NGT is an approach that requires team members to brainstorm solutions to a problem on an individual basis, record their solutions, then combine all solutions and group them according to similarity (the most salient solutions will, in effect, appear more frequently).
This achieves two main purposes: 1. It aligns the group conceptually by revealing the overlap of key concepts between and among disciplines and 2. It aligns the group linguistically (resolving the lexicon polemic) by revealing the overlap of key vocabulary between and among disciplines.
For example anchoring bias sounds a lot like what linguists call "semantic priming". This technique could help a group of linguists and analysts realize that they are actually talking about the same phenomenon but using different words.Team action:
5. Define goals.
This seems like a fairly obvious step for a team to take (sometimes so obvious that each member assumes a mutual understanding of the goal and it is never explicitly discussed). I think it goes without saying that clearly stating what the end result of team collaboration should be is of inarguable importance to success. Beyond a mutual understanding of the goal among team members, Shteynberg and Galinsky show that "sharing intentionality leads to implicit coordination," meaning that those who explicitly share goals with others are more likely to instinctively act in the same way (actions that invariably trend towards achievement of the shared objective).6. Define roles.

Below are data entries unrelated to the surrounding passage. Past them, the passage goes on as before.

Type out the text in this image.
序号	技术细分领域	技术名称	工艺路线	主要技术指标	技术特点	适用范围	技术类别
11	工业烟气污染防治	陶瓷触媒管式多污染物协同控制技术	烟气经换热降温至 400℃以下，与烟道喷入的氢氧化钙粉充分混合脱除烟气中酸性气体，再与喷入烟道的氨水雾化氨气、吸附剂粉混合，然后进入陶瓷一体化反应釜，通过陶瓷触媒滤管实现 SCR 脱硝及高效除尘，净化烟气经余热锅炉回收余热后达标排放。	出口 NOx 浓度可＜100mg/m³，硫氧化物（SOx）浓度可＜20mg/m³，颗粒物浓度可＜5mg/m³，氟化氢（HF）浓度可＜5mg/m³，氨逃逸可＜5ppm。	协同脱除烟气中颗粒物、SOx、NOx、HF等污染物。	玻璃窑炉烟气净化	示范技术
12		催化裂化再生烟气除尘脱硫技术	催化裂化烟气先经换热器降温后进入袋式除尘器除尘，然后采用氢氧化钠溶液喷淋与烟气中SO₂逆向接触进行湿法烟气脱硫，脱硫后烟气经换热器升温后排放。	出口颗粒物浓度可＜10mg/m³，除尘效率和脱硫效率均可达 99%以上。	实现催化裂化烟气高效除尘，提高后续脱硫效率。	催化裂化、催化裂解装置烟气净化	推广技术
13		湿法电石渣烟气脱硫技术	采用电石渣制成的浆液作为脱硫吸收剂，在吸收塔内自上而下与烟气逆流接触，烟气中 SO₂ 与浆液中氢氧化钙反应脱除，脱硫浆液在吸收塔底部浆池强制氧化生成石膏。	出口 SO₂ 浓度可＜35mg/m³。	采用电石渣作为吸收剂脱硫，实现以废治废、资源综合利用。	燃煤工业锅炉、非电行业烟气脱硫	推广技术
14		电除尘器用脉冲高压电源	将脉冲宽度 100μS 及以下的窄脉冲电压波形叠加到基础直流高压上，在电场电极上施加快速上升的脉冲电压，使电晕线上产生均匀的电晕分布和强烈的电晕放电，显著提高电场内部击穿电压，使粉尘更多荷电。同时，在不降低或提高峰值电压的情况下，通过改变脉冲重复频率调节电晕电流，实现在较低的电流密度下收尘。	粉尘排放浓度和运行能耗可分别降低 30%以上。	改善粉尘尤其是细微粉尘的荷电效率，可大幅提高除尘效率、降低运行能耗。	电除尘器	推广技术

Equally as important as defining the goal of the team, according to SciBlog's article, is specifying how it intends to get there (who is responsible for what, when and how). Clearly defining roles, expected contributions and individual deadlines for team members keeps the team on track and reduces collaborative ambiguity. Project management tools such as DropTask (which we have recently been using) can greatly assist in the process of tasking individual team members and managing deadlines (some are better than others, more professionally-focused, more academically-focused, more focused on budget management, more focused on timeline management, more visual).7. Communication.
Finally, though seemingly the most hackneyed piece of advice for team building, project management and leadership within both professional and academic domains, communication is key! The comprehensive article Teamwork: Emerging Principles, highlights this facet of collaboration among many others. The best advice for effective communication is defining your communication space and contact points, whatever those may be. Weekly in-person meetings, an e-mail group where everyone gets CCed, a project management tool, Google Docs... it doesn't matter. Define your space and make sure everyone on the team knows how to communicate everything from criticism to congratulations.